# Prime Power of Sum Modulo Prime

## Theorem

Let $p$ be a prime number.

Then:

$\forall n \in \N_{> 0}: \paren {a + b}^{p^n} \equiv a^{p^n} + b^{p^n} \pmod p$

### Corollary

Let $p$ be a prime number.

Then:

$\forall n \in \N_{> 0}: \paren {1 + b}^{p^n} \equiv 1 + b^{p^n} \pmod p$

## Proof

Proof by induction:

For all $n \in \N_{> 0}$, let $\map P n$ be the proposition:

$\paren {a + b}^{p^n} \equiv a^{p^n} + b^{p^n} \pmod p$

### Basis for the Induction

First from Power of Sum Modulo Prime we have that $\map P 1$ is true:

$\paren {a + b}^p \equiv a^p + b^p \pmod p$

This is our basis for the induction.

### Induction Hypothesis

Now we need to show that, if $\map P k$ is true, where $k \ge 1$, then it logically follows that $\map P {k + 1}$ is true.

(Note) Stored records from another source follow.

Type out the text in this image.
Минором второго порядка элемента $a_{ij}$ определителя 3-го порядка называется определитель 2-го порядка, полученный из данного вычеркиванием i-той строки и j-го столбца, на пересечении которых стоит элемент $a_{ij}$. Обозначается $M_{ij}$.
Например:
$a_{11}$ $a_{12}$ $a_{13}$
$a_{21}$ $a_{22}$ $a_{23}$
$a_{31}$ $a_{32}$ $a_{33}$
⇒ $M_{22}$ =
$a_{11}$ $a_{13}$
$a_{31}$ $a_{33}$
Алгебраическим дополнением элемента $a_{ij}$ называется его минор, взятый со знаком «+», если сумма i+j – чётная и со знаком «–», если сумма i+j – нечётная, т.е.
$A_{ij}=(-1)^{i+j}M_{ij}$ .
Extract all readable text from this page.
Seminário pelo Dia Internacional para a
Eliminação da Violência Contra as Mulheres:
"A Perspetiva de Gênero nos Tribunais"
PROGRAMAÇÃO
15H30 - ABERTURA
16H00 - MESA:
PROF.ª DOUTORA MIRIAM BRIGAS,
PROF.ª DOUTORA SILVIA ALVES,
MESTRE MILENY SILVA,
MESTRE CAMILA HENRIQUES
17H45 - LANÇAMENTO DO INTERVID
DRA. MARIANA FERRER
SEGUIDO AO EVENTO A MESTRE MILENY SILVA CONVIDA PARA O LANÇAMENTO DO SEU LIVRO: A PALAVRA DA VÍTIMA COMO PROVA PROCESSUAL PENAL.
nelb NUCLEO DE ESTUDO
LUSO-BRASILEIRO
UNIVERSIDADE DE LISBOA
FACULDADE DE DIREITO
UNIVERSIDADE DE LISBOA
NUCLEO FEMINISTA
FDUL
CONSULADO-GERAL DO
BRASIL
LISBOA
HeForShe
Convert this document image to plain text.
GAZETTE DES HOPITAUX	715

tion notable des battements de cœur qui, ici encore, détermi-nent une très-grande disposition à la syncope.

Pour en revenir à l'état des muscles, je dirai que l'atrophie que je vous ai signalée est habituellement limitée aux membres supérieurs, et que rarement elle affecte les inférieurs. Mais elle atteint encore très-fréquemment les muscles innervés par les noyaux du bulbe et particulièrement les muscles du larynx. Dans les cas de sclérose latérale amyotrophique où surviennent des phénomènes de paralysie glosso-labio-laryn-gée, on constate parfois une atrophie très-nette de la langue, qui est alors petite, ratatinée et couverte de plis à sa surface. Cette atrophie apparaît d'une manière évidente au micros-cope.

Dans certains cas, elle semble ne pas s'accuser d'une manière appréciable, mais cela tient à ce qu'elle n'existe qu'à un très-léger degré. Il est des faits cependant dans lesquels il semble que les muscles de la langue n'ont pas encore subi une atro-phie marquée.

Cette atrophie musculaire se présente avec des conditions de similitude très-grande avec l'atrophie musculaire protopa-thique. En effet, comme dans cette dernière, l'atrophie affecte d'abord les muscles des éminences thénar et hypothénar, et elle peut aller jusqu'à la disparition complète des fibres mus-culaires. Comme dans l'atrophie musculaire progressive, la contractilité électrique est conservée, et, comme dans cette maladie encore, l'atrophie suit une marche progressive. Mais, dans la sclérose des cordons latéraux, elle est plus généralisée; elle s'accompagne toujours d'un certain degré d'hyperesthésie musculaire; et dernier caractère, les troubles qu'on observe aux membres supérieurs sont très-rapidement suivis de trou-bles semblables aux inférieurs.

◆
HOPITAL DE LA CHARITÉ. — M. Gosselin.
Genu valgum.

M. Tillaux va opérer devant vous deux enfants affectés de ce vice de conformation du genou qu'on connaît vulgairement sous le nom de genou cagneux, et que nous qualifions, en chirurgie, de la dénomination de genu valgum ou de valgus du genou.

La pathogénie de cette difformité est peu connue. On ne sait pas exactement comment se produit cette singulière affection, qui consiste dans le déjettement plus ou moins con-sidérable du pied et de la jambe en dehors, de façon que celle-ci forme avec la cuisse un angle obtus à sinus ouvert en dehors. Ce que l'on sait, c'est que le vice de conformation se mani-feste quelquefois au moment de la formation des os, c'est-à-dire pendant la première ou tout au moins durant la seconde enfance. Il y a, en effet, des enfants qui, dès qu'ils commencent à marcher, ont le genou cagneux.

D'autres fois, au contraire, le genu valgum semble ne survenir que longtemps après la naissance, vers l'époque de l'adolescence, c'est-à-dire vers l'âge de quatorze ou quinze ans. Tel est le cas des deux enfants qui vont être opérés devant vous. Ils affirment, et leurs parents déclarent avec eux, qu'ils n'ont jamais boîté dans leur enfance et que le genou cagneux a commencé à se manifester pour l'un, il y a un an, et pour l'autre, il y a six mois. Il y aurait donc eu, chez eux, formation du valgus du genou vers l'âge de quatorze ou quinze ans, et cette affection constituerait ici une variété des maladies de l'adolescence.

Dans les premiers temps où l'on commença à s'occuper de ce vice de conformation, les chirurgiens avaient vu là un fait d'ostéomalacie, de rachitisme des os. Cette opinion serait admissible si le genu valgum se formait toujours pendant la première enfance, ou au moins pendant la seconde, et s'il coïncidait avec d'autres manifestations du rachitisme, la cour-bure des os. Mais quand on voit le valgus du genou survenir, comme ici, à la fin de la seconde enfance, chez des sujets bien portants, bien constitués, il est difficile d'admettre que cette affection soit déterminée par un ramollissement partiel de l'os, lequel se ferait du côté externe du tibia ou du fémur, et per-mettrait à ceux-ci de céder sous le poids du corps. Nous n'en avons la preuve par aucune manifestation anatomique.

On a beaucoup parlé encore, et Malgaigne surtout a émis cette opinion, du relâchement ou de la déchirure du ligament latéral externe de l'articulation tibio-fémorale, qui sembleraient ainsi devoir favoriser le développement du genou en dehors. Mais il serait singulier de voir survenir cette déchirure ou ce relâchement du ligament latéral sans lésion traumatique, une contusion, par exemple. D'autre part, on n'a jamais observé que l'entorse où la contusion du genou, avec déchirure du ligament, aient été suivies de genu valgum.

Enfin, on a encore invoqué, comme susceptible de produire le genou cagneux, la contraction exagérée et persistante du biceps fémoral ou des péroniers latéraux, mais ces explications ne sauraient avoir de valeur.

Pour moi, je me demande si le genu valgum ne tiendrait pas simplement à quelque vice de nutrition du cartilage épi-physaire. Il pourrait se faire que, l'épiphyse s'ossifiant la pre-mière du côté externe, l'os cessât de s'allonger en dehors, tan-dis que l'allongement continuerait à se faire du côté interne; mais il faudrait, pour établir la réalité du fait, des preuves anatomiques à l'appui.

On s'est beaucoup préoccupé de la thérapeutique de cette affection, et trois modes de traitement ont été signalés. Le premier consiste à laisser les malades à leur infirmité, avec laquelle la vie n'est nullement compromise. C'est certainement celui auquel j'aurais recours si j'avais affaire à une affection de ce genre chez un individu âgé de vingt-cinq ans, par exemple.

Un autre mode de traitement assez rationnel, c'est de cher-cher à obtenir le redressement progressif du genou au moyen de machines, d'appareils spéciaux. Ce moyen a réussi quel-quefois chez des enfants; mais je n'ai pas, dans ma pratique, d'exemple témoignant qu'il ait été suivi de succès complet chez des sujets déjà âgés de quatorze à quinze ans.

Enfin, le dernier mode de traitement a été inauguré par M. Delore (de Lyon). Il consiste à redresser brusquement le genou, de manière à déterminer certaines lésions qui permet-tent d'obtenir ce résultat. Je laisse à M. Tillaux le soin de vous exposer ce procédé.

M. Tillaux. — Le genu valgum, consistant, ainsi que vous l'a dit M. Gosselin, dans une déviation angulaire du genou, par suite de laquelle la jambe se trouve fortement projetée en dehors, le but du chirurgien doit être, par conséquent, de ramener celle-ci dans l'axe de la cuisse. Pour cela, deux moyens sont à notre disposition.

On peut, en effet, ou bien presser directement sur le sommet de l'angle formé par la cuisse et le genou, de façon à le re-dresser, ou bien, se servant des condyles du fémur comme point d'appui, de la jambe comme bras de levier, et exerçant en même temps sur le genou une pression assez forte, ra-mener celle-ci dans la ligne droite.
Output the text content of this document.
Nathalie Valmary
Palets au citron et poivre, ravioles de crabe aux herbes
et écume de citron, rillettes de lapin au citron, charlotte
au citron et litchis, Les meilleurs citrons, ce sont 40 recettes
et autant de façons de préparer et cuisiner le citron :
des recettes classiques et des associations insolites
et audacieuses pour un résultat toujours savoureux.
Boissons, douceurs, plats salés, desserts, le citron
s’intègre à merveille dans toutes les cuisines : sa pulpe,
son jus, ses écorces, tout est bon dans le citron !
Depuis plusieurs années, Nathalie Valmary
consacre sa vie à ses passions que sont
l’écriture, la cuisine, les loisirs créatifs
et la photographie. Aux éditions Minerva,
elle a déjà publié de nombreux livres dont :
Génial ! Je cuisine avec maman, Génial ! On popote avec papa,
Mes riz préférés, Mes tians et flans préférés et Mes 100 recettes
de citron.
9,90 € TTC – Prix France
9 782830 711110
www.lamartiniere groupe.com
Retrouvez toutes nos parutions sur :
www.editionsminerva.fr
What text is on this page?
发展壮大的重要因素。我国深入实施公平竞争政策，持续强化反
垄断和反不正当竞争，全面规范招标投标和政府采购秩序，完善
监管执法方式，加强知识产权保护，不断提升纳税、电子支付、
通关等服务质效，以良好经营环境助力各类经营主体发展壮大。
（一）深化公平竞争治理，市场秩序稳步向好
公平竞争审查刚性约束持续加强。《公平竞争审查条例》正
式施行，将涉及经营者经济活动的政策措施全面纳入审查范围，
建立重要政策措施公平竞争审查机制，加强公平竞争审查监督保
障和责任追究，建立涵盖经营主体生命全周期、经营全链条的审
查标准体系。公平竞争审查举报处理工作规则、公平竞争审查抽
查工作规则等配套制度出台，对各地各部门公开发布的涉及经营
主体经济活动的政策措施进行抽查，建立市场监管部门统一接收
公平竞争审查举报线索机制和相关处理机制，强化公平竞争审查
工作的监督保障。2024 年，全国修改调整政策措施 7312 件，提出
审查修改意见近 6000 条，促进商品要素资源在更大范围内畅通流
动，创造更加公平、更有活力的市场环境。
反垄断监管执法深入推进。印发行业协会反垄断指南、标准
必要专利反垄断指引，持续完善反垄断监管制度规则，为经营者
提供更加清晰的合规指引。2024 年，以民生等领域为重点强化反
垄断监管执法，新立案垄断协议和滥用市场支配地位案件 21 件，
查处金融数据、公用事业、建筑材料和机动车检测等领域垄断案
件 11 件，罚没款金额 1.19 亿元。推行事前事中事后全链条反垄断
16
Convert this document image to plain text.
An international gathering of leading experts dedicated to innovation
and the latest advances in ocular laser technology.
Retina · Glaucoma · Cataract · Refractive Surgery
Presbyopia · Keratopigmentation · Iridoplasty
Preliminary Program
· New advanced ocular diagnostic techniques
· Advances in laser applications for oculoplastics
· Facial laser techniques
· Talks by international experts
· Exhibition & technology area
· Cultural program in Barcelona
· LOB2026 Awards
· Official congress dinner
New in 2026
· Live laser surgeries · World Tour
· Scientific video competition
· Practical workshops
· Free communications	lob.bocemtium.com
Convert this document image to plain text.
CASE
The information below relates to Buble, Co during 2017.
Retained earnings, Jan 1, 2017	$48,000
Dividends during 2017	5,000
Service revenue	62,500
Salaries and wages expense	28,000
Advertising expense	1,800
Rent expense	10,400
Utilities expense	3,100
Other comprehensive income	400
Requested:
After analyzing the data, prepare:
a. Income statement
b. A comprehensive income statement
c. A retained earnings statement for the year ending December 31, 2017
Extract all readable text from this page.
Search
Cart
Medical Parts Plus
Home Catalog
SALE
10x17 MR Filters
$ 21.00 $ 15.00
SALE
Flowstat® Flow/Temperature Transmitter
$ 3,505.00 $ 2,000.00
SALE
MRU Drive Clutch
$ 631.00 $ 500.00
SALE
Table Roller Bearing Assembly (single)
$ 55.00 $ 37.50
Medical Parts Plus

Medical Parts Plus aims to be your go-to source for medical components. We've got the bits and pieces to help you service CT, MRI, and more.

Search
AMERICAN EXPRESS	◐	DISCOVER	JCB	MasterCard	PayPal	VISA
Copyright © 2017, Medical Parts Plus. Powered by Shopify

So this is our induction hypothesis:

$\paren {a + b}^{p^k} \equiv a^{p^k} + b^{p^k} \pmod p$

Then we need to show:

$\paren {a + b}^{p^{k + 1} } \equiv a^{p^{k + 1} } + b^{p^{k + 1} } \pmod p$

### Induction Step

This is our induction step:

 $\ds \paren {a + b}^{p^k}$ $\equiv$ $\ds a^{p^k} + b^{p^k}$ $\ds \pmod p$ Induction Hypothesis $\ds \leadsto \ \$ $\ds \paren {\paren {a + b}^{p^k} }^p$ $\equiv$ $\ds \paren {a^{p^k} + b^{p^k} }^p$ $\ds \pmod p$ Congruence of Powers $\ds \leadsto \ \$ $\ds \paren {\paren {a + b}^{p^k} }^p$ $\equiv$ $\ds \paren {a^{p^k} }^p + \paren {b^{p^k} }^p$ $\ds \pmod p$ Basis for the Induction $\ds \leadsto \ \$ $\ds \paren {a + b}^{p^{k + 1} }$ $\equiv$ $\ds a^{p^{k + 1} } + b^{p^{k + 1} }$ $\ds \pmod p$

So $\map P k \implies \map P {k + 1}$ and the result follows by the Principle of Mathematical Induction.

Therefore:

$\forall n \in \N_{> 0}: \paren {a + b}^{p^n} \equiv a^{p^n} + b^{p^n} \pmod p$

$\blacksquare$